Second, it defeats the larger legislative intent behind IBC. One of the dominant objectives of IBC is to revive the CD, keep it running as an on-going concern and maximize value assets. Appointing arbitrators after the approval of RP defeats such objectives of IBC. SRA would be burdened with superfluous costs related to arbitration proceedings pushing it farther away from standing back on its feet. Not to mention, the arbitral award may end up in a challenge under Sec 34 of the Arbitration Act before the Court. The sheer ineffectuality of that can be highlighted through the case of Electrosteel Steel Limited v. Ispat Carrier Private Limited, the SC held that award becomes incapable of execution once RP has been approved by the AA, making it a dead-end. It effectively reinstates CST under Sec. 31 of the Code avoiding any resurgence of past claims for the SRA that debauch the implementation of the RP.
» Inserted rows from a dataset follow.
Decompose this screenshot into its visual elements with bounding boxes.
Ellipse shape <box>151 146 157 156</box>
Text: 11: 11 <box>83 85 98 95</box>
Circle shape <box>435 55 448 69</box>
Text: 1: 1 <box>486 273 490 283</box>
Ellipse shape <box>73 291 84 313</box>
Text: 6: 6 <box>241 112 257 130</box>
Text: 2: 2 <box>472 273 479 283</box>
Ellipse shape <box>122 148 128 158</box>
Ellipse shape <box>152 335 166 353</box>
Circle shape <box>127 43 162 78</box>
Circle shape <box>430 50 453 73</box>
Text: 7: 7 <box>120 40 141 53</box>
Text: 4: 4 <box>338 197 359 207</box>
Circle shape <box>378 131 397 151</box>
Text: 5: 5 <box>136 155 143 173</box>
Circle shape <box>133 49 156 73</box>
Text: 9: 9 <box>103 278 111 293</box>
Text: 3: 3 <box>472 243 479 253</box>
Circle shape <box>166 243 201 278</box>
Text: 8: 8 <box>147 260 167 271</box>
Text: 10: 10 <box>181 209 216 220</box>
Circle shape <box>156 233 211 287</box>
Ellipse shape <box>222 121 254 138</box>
Conclusion: Towards Harmonious balance
The decision lands the interplay of Arbitration Act and IBC into murky waters. The decision of SC may discourage SRA from reigning the sickened company. It may throw the assessment of a successful RP off the charts by dragging it through multiple fees and litigations and incur losses. It raises important questions regarding the implementation of the objectives of IBC. To the end, SC’s decision to appoint arbitrators in view of the joint agreement and consent of parties between IOCL and AMNS, is it sufficient to override the hardcore objectives of IBC and principle of CST, needs to be answered definitely. Until then it becomes imperative for the creditors to raise dispute at the appropriate stage so as to protect themselves from loss. Therefore, a balanced approach under CST is required for maintaining fairness and viability of the Code.